Neither of us said anything for a long moment. That tension tightened again. I had to get the whole of my thought process out before it snapped and I broke.

“You accused me of being a bulldozer. You were being playful at the time, but as I said then, it’s not inaccurate. And,” I took a breath, preparing to be vulnerable in a way I never thought I would have to. “It’s cost me relationships in the past. I’ve had a chance to reflect and I see it now. Some men in the past think I’m too much. Smothering. I’ve never seen it that way. I want to take care of my partner. I want to be taken care of in return. Andsometimes that means giving them what they need, even if they don’t think they do. Sometimes it means standing in front of them and taking the hit so they don’t have to suffer. If you don’t—”

The words stuck in my throat. I couldn’t be the one to say it. When I first met him, I thought that we’d be at odds the entirety of our working relationship. He was smug and opinionated. I didn’t know shit about horses and always seemed to say the wrong thing. But now it was different. We’d learned to understand each other, or so I thought, and were getting to know one another's history to get what made each of us tick.

“I don’t know that I can change those feelings,” I admitted, my voice barely above a whisper. “I’m old and I know who I am. This is ingrained in me in a way I can’t change. Truthfully, I don’t want to change. Not about this. Caring for my partner is deep in my soul and makes me happy. So.”

I shrugged and stepped back. He still wouldn’t look at me. As far as apologies went, it wasn’t the greatest. But I’d explained myself. I’d told him where I was coming from, how I viewed things, and that was all I could do. He’d have to decide what he was going to do with the information. How he felt about it.

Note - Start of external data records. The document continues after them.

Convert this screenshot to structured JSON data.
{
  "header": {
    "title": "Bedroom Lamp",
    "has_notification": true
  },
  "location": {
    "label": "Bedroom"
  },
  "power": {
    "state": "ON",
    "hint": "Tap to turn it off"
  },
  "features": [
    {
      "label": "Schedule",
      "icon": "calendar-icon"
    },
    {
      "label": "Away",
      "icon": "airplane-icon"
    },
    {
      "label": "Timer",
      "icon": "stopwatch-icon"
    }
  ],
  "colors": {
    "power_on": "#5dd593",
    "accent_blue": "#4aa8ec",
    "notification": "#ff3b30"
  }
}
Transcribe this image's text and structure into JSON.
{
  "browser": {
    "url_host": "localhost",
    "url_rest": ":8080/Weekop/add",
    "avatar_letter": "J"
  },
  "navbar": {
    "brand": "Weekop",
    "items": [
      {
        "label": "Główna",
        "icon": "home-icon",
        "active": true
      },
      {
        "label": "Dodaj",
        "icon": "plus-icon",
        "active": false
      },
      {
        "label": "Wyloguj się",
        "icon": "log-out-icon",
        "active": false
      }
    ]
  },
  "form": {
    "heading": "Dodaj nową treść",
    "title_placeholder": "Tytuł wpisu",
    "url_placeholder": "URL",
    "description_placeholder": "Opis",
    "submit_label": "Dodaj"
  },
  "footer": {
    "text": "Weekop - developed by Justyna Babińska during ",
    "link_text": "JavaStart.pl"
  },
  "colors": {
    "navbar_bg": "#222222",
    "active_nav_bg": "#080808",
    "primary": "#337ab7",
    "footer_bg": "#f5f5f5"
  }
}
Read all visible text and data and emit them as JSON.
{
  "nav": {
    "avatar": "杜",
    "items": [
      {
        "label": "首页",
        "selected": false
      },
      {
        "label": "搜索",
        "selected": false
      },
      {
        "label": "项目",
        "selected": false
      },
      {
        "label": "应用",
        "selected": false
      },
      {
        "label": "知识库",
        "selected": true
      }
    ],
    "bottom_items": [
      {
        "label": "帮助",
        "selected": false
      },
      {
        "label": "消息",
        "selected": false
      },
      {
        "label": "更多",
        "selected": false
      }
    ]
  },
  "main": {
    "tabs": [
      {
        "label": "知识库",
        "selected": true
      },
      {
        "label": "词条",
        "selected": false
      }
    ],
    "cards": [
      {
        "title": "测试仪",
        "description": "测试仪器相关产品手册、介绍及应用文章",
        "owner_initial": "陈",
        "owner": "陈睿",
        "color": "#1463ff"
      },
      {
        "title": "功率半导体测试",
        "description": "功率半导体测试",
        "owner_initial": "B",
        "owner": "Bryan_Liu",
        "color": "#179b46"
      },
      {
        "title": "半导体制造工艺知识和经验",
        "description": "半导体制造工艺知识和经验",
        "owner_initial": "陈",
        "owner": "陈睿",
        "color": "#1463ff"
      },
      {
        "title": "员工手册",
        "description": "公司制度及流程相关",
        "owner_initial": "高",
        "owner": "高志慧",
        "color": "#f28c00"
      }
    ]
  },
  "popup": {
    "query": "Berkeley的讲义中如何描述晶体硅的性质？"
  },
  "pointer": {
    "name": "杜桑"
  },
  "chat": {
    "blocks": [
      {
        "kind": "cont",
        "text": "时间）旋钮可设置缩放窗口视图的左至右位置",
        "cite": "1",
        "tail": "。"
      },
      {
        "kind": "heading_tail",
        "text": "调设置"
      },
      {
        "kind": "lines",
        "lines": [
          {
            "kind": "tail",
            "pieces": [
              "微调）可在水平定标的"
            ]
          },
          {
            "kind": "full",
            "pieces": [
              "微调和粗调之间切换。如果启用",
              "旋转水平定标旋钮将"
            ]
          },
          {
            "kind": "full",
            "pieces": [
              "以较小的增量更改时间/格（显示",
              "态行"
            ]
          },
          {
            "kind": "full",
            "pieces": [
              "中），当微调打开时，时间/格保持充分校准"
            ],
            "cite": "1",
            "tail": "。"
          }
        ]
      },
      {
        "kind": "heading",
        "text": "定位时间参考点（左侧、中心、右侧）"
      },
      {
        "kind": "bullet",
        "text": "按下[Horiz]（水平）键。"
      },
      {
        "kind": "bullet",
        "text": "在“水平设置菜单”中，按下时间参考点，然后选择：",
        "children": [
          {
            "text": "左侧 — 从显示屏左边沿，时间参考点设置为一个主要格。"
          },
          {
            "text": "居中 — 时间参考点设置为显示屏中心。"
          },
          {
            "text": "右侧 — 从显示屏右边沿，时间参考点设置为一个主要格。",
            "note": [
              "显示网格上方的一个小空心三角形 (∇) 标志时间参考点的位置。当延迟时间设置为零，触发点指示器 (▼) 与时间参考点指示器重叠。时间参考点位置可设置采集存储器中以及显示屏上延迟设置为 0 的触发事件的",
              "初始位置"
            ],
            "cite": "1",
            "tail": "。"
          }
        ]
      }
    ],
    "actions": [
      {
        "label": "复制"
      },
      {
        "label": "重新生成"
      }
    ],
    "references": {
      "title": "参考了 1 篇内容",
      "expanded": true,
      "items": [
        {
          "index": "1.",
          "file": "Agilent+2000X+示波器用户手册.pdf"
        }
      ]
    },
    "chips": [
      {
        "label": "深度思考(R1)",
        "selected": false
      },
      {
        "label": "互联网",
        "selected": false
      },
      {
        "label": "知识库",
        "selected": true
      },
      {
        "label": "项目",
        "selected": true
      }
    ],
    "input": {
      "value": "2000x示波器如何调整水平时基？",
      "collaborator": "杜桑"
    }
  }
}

The silence stretched for another few minutes. I tried to let it be, let him think and decide what he was going to say. And I could practically see his mind working. His brows were crunched together and he tapped out a staccato rhythm with his fingers against his elbow.

I couldn’t take the tension. He clearly wasn’t ready to talk, wasn’t going to add anything to the conversation, and I had to be okay with that. But at the same time, I couldn’t just stand here with my stomach in knots and wait. I had to give him the space he’d asked for.

“When you’re ready, I’ll be waiting. All you have to do is say the word. I’ll come running.” I didn’t add that I would waitas long as it took. That felt like too much, which was strange considering I’d laid everything else out. But hearts and minds were funny things, and I couldn’t make myself say it.